11. Form Of Organization Certificate

The information required in the organization certificate is set forth in the law, and the certificate should contain only the information desired. The form is as follows:

Form Of Organization Certificate

We, the undersigned, whose names are specified in article fourth of this certificate, having associated ourselves for the purpose of organizing an association for carrying on the business of banking under the laws of the United States, do make and execute the following organization certificate:

First. The name of the association shall be " The......"

Second. The said association shall be located in the......

of..............county of.................and State of

...................., where its operations of discount and deposit are to be carried on.

Third. The capital stock of this association shall be......

dollars ($........), and the same shall be divided into......

shares of one hundred dollars each.

Fourth. The name and residence of each of the shareholders of this association, with the number of shares held by each, are as follows:

........................................................................................................................................................................................................................................................................

Name Residence Number of Shares

..............................................................................................

Fifth. This certificate is made in order that we may avail ourselves of the advantages of the aforesaid laws of the United States.

In Witness Whereof, we have hereunto set our hands this......day of..........190. ..

(Signatures of incorporators.)

State of............)

County of..............) ss.

On this.........day of............, A. D. 190. ., before me, a.............., personally came.............

..................to me well known, who severally acknowledged that they executed the foregoing certificate for the purposes therein mentioned.

Witness my hand and seal of office the day and year aforesaid.

(Seal of notary or judge of court.)

12. The Board Of Directors

The general public has a right to expect that directors of banks and trust companies shall direct their affairs. The panic of 1907 concentrated attention on this feature of banking in a peculiar way and has encouraged a wholesome interest, on the part of many directors, in the institutions under their charge. Directors are entitled, under the law, to commit the banking business, as defined, to their duly authorized officers, but this does not absolve them from the duty of reasonable supervision, and they will not be permitted to be shielded from liability because of ignorance or wrongdoing, if such ignorance is the result of gross inattention.
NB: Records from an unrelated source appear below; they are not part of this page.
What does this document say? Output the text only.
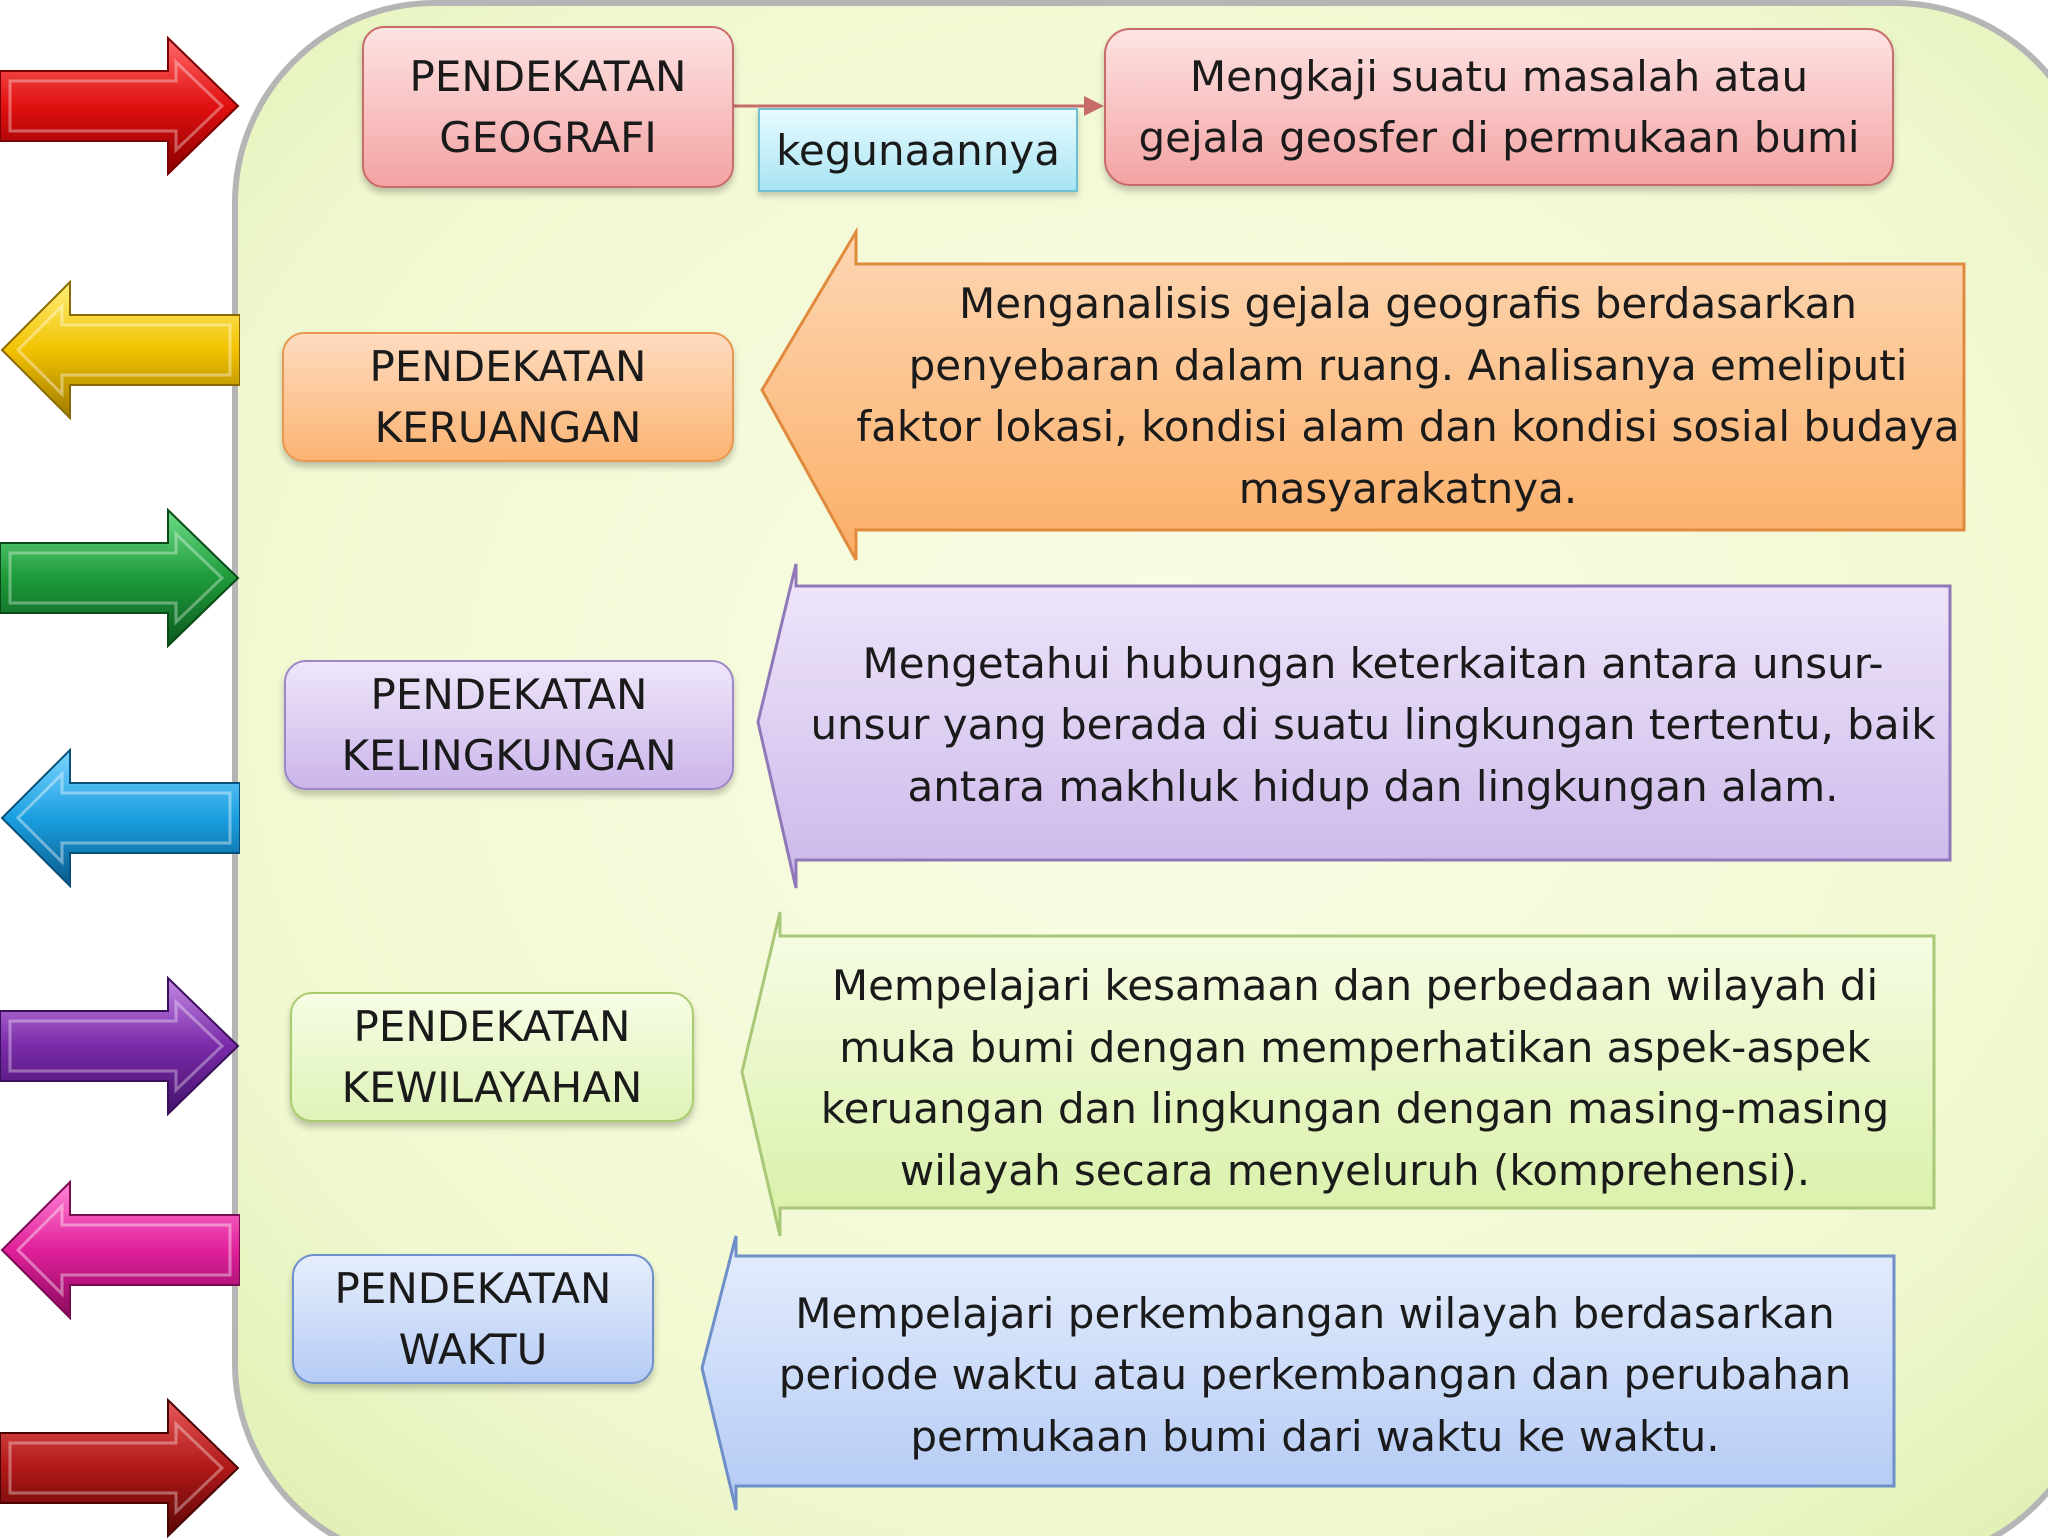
PENDEKATAN
GEOGRAFI	kegunaannya
Mengkaji suatu masalah atau
gejala geosfer di permukaan bumi
PENDEKATAN
KERUANGAN
Menganalisis gejala geografis berdasarkan
penyebaran dalam ruang. Analisanya emeliputi
faktor lokasi, kondisi alam dan kondisi sosial budaya
masyarakatnya.
PENDEKATAN
KELINGKUNGAN
Mengetahui hubungan keterkaitan antara unsur-
unsur yang berada di suatu lingkungan tertentu, baik
antara makhluk hidup dan lingkungan alam.
PENDEKATAN
KEWILAYAHAN
Mempelajari kesamaan dan perbedaan wilayah di
muka bumi dengan memperhatikan aspek-aspek
keruangan dan lingkungan dengan masing-masing
wilayah secara menyeluruh (komprehensi).
PENDEKATAN
WAKTU
Mempelajari perkembangan wilayah berdasarkan
periode waktu atau perkembangan dan perubahan
permukaan bumi dari waktu ke waktu.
The board of directors is composed of not less than five members under the National Bank Act, five under the New York State law for banks, and thirteen for trust companies. Under the national law each director must own ten shares of stock in his own right if the capital is in excess of $25,000, and five if it is $25,000

The number of shares which a director must own varies in the different states. The directors are elected by the stockholders, usually for terms of one year. In the case of trust companies, the nature of the business demands a continuity in the board, and the directors are chosen for longer terms. Vacancies caused by resignation or death are usually filled by vote of the remaining members of the board. The language of the federal law seems to make it obligatory for the board to do so. The president of the bank must be a director.

The oath required of each director should serve as a guide to him in the performance of his duties. The National Bank Act, section thirty-one, provides as follows:

Each director, when appointed or elected, shall take an oath that he will, so far as the duty devolves on him, diligently and honestly administer the affairs of such association, and will not knowingly violate, or willingly permit to be violated, any of the provisions of this title, and that he is the owner in good faith, and in his own right, of the number of shares of stock required by this title, subscribed by him or standing in his name on the books of the association, and that the same is not hypothecated, or in any way pledged, as security for any loan or debt. Such oath, subscribed by the director making it, and certified by the officer before whom it is taken, shall be immediately transmitted to the Comptroller of the Currency, and shall be filed and pre-served in his office.

In the New York law the following clause appears in addition to the above:

In case of reelection or reappointment, that such (stock) was not hypothecated, or in any way pledged as security for any loan or debt during his previous term.

The New York law provides that a committee of not less than three of the members of the board shall make a thorough examination of the books and affairs of the institution under their charge and report their findings to the superintendent of banks within ten days after the completion of the examination.